Einmal Meister, einmal Blech
BRAUNAU. Die Braunauer Spitzenvolleyballerin Eva Freiberger konnte mit dem ASKÖ Linz-Steg den Hallen-Staatsmeistertitel feiern. Zurück auf dem Sand holt reichte es mit ihrer neuen Partnerin Steffi Wiesmeyr zu einem soliden vierten Platz beim Turnier in Podersdorf.

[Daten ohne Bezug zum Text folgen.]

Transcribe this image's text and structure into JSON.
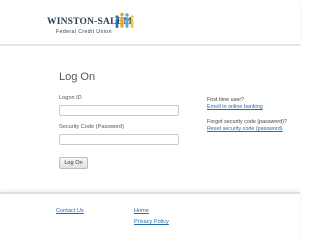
{
  "brand": {
    "name_line1": "WINSTON-SALEM",
    "name_line2": "Federal Credit Union",
    "logo_colors": [
      "#2e6fb0",
      "#e2a72b",
      "#5aa6d6",
      "#f0c247"
    ]
  },
  "login": {
    "title": "Log On",
    "login_id_label": "Logon ID",
    "login_id_value": "",
    "security_code_label": "Security Code (Password)",
    "security_code_value": "",
    "submit_label": "Log On"
  },
  "sidebar": {
    "first_time_label": "First time user?",
    "enroll_link": "Enroll in online banking",
    "forgot_label": "Forgot security code (password)?",
    "reset_link": "Reset security code (password)"
  },
  "footer": {
    "contact_link": "Contact Us",
    "home_link": "Home",
    "privacy_link": "Privacy Policy"
  },
  "colors": {
    "link": "#2a6aa8",
    "text": "#555555",
    "brand_navy": "#2a3f56"
  }
}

Die gebürtige Braunauerin Eva Freiberger schnürte wieder ihre Hallenschuhe und entstaubte ihre Knieschoner, denn nach vier Jahren Hallenvolleyball-Abstinenz ging sie für den ASKÖ Linz-Steg fürs Playoff zurück in die Halle. In der heißen Phase der Hallenvolleyball Finalserie gegen Sokol Post musste Freiberger allerdings eine schwere Gehörgangs-Entzündung hinnehmen und fiel zum denkbar schlechtesten Zeitpunkt für Training und Spiele über eine Woche aus. In der heißen Phase der Best-of-Five Serie stand es nun 2:1 für Linz-Steg, nach zwei soliden Siegen wurde ein Titelgewinn „zu Hause“ in der Sporthalle Kleinmünchen verpasst und Sokol Post nahm Fahrt auf. In Spiel 4 in Wien kämpften die beiden Teams auf Augenhöhe, lange und spektakuläre Ballwechsel, knappe Satzgewinne auf beiden Seiten und am Ende musste ein entscheidender fünfter Satz her.
Freiberger wurde im dritten Satz eingewechselt und konnte unter anderem mit starkem Service im fünften Satz ihre Routine ausspielen und einen entscheidenden Beitrag zum 3:2 Sieg und somit dem Staatsmeisterschafts-Gewinn beitragen. „Ich bin froh, dass wir am Ende die Oberhand behalten konnten und ich dem Team helfen konnte, es war ein hartes Stück Arbeit, aber umso schöner ist es am Ende der Staatsmeisterschafts-Titel, ich freu mich sehr Teil von diesem Team gewesen zu sein.“, so Eva Freiberger.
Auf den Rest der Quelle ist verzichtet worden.